Councilman Eric Lucan said that the council handling that task is better than letting staff winnow the proposals, which was the original staff recommendation. “As elected council members we are elected to make those tough decisions and face the heat for those decisions, so I think the council should be the one determining whether or not it’s financially viable.”
The council-shaped process adopted on a 3-2 vote, with Mayor Josh Fryday and Councilwoman Denise Athas joining Lucan, is marginal improvement when it comes to an open and transparent process. Having a wide-open public process may be messier, but it avoids suspicion that council members are steering a predetermined process.
Given that this process involves public property and potentially large sources of city revenue from the sale or lease of the sites, Eklund was right when she said, “Let’s turn this process around and let’s make it work for everybody.”
Obviously, the council will have to meet in private when it gets into negotiating the nitty-gritty details, such as the ultimate price and payments for the properties. But the council’s decision to start the process with closed-door decisions gets the public process backward.
To its credit, the city has already held three public meetings on the issue of determining the future of the old commissary site and Christmas Tree Hill, the theater and community center property and the Bachelor Quarters and Officers Club sites.
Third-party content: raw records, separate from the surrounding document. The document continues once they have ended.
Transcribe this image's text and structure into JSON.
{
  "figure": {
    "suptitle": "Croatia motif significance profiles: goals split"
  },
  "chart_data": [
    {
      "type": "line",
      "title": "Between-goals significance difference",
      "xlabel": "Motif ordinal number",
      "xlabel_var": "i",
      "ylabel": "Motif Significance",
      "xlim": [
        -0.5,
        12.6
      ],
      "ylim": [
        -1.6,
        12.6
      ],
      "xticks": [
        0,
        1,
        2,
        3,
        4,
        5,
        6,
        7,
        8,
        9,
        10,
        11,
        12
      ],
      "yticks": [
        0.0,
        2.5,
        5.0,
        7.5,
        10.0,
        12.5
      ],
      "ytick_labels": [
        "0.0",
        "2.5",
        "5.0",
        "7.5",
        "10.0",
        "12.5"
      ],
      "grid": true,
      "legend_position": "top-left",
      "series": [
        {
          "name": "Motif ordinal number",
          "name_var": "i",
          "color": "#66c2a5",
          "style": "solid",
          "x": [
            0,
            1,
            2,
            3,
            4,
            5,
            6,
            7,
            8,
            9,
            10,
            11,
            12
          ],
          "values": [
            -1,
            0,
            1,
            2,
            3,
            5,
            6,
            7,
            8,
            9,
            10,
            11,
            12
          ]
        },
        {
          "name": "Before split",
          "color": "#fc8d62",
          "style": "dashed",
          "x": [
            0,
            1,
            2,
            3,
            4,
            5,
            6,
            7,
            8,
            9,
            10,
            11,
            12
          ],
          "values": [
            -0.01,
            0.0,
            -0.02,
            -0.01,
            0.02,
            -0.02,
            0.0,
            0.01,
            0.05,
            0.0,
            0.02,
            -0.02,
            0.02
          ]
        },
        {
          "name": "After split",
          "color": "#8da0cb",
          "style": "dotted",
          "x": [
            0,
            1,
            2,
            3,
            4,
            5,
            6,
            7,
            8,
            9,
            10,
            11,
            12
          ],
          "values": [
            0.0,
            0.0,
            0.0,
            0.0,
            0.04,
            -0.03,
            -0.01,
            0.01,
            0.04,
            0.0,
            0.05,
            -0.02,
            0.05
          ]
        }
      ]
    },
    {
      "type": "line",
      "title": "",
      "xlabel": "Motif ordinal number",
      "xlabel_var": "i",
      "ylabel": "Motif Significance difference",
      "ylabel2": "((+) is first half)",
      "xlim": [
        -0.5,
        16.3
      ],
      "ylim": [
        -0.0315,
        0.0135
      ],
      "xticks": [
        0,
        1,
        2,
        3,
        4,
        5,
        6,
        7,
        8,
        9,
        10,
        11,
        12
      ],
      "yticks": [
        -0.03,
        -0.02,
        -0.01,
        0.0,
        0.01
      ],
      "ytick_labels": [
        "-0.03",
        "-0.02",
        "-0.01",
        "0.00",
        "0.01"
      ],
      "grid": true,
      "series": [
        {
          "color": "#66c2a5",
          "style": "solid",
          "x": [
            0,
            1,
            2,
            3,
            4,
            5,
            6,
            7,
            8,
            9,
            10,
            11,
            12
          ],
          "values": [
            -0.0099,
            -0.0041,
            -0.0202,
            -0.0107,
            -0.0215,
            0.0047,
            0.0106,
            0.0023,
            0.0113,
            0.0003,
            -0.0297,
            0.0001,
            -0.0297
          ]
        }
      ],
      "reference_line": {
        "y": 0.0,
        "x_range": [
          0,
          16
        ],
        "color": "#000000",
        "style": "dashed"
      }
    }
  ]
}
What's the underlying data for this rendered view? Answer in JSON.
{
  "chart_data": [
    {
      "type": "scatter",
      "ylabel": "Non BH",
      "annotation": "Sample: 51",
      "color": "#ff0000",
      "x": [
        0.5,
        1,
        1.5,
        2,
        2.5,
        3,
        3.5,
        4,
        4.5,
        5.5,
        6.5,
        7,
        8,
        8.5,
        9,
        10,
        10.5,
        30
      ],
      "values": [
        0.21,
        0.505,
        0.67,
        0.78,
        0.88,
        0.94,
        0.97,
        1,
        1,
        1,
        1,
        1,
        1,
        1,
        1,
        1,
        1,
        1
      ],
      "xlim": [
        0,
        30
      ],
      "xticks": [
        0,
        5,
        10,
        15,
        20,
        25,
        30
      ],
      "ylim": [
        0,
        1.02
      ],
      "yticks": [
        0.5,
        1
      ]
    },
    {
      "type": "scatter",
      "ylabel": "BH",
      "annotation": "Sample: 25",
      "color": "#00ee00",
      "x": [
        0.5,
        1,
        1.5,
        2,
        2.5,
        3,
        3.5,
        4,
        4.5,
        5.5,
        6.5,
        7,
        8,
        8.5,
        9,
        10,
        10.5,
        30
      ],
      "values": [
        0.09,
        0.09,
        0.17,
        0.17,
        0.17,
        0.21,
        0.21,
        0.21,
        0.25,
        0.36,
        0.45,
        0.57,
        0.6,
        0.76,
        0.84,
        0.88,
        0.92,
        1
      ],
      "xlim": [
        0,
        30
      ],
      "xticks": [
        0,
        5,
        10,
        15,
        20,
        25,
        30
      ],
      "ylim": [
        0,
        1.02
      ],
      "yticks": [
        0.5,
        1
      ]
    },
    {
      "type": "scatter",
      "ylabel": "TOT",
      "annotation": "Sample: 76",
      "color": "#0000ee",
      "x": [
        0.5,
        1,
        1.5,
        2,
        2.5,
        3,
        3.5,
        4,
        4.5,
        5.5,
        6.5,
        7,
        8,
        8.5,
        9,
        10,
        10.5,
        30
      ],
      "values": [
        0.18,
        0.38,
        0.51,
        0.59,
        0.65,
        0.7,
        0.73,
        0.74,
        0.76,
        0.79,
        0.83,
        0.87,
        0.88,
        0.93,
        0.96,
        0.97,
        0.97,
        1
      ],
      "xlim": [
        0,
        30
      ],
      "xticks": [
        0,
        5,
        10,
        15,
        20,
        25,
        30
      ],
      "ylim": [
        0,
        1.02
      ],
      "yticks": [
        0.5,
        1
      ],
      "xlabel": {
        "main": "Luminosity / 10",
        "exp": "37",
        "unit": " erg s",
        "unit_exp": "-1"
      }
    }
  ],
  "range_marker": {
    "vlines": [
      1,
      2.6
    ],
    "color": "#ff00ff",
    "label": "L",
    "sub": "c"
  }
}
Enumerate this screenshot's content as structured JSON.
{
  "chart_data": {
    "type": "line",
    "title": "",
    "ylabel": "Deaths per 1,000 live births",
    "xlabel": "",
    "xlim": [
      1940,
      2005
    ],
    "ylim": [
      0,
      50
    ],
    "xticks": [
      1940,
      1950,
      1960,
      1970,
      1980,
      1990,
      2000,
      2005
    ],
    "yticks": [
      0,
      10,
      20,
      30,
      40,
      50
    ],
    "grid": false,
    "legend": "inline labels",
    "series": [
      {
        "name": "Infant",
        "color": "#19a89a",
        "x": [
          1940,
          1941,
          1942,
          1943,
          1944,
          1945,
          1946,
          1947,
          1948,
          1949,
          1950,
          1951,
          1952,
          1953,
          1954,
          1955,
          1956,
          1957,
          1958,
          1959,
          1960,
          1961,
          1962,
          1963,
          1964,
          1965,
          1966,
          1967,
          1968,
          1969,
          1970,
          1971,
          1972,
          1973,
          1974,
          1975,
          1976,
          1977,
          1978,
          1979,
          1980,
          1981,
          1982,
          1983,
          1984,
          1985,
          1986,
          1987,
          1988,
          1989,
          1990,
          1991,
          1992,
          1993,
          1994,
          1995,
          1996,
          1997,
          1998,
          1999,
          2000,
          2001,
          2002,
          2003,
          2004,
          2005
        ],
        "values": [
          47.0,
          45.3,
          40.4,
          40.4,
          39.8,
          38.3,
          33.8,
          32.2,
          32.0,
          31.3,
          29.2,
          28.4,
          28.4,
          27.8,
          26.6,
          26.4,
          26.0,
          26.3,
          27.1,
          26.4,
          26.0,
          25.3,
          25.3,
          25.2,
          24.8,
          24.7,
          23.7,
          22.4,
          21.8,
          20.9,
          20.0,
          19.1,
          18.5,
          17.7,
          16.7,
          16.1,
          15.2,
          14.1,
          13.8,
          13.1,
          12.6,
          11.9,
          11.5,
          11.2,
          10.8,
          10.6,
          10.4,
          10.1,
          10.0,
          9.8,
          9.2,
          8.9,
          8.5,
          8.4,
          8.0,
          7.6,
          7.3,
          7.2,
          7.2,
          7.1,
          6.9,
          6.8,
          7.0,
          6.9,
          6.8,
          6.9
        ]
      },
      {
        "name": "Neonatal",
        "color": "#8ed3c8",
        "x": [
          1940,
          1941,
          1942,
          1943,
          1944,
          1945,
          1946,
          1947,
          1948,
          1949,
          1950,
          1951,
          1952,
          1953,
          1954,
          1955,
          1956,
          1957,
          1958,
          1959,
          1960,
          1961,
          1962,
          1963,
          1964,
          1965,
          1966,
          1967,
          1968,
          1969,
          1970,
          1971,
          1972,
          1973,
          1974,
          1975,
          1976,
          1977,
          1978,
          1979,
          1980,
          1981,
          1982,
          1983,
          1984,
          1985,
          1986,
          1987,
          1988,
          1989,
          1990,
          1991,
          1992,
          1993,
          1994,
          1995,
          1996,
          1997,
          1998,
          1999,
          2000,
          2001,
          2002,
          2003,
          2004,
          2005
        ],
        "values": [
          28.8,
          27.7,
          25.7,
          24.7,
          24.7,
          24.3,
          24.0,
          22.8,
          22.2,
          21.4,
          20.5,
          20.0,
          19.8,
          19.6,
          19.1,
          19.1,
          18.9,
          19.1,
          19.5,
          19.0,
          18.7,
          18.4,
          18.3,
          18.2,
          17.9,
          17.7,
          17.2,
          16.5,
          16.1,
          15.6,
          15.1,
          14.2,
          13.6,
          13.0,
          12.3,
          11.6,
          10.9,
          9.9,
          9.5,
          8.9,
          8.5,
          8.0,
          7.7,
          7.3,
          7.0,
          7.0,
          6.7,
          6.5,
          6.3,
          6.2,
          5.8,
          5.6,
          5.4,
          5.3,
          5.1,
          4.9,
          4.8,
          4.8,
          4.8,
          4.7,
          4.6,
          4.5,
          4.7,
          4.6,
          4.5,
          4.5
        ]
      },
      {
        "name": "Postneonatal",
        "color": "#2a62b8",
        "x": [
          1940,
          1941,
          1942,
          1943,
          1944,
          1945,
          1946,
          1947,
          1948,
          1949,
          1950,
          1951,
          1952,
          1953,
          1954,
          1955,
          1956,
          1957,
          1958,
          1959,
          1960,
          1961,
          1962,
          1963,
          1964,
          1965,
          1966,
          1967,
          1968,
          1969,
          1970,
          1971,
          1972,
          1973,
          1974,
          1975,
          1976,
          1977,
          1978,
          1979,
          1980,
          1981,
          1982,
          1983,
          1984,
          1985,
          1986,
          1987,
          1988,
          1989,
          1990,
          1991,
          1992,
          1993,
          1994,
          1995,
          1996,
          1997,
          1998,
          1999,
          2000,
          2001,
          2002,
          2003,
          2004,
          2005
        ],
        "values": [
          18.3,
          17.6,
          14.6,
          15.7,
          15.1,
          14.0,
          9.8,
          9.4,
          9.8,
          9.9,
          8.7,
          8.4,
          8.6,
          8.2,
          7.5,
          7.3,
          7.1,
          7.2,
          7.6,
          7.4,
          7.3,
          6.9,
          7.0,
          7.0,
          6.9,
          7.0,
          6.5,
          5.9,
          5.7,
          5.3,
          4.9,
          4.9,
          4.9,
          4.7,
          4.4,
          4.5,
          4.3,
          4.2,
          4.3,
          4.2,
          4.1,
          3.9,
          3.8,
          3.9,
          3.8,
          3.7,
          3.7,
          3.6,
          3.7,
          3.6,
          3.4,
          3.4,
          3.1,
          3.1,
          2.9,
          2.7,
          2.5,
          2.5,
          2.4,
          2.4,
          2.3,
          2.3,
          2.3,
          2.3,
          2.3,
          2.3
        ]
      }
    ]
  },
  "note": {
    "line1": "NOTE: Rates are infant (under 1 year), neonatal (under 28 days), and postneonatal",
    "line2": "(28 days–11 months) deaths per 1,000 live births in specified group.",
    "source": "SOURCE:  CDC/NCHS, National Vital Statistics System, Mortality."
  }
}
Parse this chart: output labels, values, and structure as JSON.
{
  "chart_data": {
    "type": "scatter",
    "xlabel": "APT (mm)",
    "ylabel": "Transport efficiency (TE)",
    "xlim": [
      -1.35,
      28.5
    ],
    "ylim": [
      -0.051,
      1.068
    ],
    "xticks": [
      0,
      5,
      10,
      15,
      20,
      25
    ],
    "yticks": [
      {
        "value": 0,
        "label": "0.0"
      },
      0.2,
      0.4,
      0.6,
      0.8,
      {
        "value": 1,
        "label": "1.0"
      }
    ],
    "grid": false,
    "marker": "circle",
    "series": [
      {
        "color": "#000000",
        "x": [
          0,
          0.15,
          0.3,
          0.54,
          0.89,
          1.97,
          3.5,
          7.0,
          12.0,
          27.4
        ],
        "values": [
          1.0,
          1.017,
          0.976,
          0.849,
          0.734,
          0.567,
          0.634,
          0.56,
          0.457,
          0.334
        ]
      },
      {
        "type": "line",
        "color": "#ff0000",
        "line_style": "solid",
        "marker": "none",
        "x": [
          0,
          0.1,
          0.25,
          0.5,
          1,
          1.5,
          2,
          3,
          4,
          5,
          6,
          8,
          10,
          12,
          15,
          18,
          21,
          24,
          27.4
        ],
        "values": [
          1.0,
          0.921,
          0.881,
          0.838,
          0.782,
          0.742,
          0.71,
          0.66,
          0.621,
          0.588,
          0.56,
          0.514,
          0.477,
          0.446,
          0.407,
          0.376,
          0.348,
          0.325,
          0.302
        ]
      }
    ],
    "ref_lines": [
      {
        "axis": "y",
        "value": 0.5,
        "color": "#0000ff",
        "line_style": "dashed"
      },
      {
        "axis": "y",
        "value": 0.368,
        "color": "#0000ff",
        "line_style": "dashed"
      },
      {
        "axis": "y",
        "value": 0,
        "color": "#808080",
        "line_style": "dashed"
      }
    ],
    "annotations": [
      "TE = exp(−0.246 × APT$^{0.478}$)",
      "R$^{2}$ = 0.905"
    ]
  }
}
Now is not the time to duck into a private session. City staff should take a hard look at the proposals and the developers’ track record and financial performance. Those factors are an important part of the decision-making process and staff should advise council members on those factors before finalists are chosen.
But the public deserves a chance to see and review all of the proposals, not just the ones the council has already blessed.
City Hall has promised to be more open and transparent, but this is a big step away from that pledge.